Quand l'homme a été élu maire en 1994, il n'y avait pas de système d'urgence 911, pas de Promenade de la mer, pas de salle de spectacles, pas d'Océanic, pas de Cité des achats, pas de Quartier des Soeurs, pas de bacs de recyclage et pas de villes fusionnées.

Michel Tremblay n'a évidemment « pas tout fait tout seul », mais il a souvent été le déclencheur de nombreuses chose comme la création du 911 ou de la prise en charge par les pouvoirs municipaux des aéroports de Rimouski et de Mont-Joli.

Michel Tremblay dit que la mise en service de la centrale d'urgence 911 est le « dossier dont il est le plus fier ».

Pourtant, en entrevue, il reconnaît lui-même que ce n'est pas de cette réalisation dont les gens lui parlent spontanément, mais plutôt de la Promenade de la mer.

« Quelle vacherie! »

Une surprise attendait Michel Tremblay lors de ses deux mandats comme député provincial. Les pires coups ne sont pas venus de l'adversaire péquiste, mais des rangs de son propre parti.

Avec une amertume évidente, il écrit : « Quelle vacherie de la part d'un collègue député » pour décrire une rencontre, organisée à son insu à Québec par son voisin de comté, le député libéral Henri Paradis. Ce dernier voulait convaincre le ministre Claude Ryan d'établir à Mont-Joli, plutôt qu'à Rimouski, la station scientifique aquicole de l'ISMER. Elle a finalement été construite à Pointe-au-Père.

De la même manière, il parlera du « petit Albert Côté », non pas pour décrire le physique du ministre responsable de la région dans le gouvernement Bourassa, mais pour qualifier ses manoeuvres pour favoriser, au détriment de Rimouski, la construction d'une prison à Rivière-du-Loup. Prison qui, finalement, fermera ses portes peu de temps après son inauguration.

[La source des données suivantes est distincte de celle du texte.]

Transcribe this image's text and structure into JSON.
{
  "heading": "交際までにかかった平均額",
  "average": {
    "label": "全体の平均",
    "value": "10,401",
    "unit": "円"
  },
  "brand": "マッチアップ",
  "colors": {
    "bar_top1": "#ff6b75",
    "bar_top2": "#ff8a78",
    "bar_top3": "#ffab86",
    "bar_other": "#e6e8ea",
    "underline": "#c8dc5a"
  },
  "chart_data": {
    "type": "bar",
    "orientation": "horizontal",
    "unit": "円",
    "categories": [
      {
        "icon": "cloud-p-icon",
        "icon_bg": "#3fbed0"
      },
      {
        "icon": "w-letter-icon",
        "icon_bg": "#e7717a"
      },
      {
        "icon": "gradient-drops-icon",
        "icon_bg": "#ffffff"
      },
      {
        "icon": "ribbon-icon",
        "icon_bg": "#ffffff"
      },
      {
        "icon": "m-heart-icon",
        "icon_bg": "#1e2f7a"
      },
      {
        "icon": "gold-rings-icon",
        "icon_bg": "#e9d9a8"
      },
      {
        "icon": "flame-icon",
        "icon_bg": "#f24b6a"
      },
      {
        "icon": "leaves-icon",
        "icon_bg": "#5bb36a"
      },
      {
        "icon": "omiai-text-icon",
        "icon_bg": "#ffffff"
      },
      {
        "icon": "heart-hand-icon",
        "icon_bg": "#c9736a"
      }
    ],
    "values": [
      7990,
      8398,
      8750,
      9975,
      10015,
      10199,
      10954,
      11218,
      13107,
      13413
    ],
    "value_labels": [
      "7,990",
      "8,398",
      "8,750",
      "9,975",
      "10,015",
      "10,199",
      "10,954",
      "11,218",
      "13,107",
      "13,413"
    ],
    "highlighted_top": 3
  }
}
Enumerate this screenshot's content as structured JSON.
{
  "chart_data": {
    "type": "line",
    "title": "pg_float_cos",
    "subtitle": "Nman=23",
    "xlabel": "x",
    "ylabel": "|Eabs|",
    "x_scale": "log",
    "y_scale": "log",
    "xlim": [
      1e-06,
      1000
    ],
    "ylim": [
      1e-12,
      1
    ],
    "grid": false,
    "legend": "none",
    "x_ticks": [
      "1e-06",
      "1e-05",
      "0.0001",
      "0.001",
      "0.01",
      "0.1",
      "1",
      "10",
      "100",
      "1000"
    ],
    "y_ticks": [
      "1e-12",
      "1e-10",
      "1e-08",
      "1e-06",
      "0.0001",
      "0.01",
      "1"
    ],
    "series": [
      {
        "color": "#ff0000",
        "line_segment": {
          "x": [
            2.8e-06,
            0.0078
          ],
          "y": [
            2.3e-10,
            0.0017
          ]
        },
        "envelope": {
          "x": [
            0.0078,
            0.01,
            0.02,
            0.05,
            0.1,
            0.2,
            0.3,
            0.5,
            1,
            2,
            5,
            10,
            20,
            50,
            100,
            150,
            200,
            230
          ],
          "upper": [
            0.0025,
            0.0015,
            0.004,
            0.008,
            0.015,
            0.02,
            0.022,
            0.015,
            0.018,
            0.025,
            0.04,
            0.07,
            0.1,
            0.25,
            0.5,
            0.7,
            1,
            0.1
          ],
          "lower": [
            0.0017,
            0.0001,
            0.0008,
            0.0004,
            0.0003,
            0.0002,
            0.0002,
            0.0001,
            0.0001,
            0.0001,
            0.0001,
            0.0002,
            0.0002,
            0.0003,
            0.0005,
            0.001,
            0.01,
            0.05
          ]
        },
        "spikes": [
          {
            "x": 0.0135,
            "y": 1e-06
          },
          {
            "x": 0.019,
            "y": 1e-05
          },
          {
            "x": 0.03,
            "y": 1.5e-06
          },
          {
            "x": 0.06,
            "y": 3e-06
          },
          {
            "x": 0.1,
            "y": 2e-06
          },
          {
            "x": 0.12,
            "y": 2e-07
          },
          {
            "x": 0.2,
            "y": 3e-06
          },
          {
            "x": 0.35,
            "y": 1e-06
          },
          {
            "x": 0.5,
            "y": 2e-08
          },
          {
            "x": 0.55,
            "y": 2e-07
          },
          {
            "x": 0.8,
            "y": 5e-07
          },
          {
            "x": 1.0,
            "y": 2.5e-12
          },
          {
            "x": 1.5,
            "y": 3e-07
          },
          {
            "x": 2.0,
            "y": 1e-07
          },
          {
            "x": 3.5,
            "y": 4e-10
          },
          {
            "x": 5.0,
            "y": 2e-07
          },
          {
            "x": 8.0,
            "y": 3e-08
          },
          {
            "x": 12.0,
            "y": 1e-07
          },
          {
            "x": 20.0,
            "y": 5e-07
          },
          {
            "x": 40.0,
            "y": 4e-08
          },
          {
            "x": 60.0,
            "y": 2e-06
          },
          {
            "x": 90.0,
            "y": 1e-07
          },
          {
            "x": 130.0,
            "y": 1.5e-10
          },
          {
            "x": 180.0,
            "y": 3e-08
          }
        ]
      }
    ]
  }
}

Toujours dans ce registre, il relate un échange téléphonique virulent qu'il aurait eu avec l'ancien ministre Marc-Yvan Côté.

Michel Tremblay venait de déclarer que l'époque où le gouvernement établissait ses bureaux à Rimouski était terminée.

Devant l'intensité de sa réplique, Marc-Yvan Côté lui aurait alors lancé : « Mon petit cri..., la prochaine fois que je te vois à Québec, tu vas avoir une claque sur la gueule. »

À 85 ans, Michel Tremblay se dit plus posé. En conclusion de ses mémoires, il écrit que la politique demeure une bataille « pour sa communauté, sa région, son comté » et qu'il faut avoir une vision et de la détermination pour obtenir des résultats.

Dans les derniers mots de son texte, il affirme que « sortir indemne de 20 ans de politique, c'est tout un défi ». Un défi qu'il croit toutefois avoir relevé.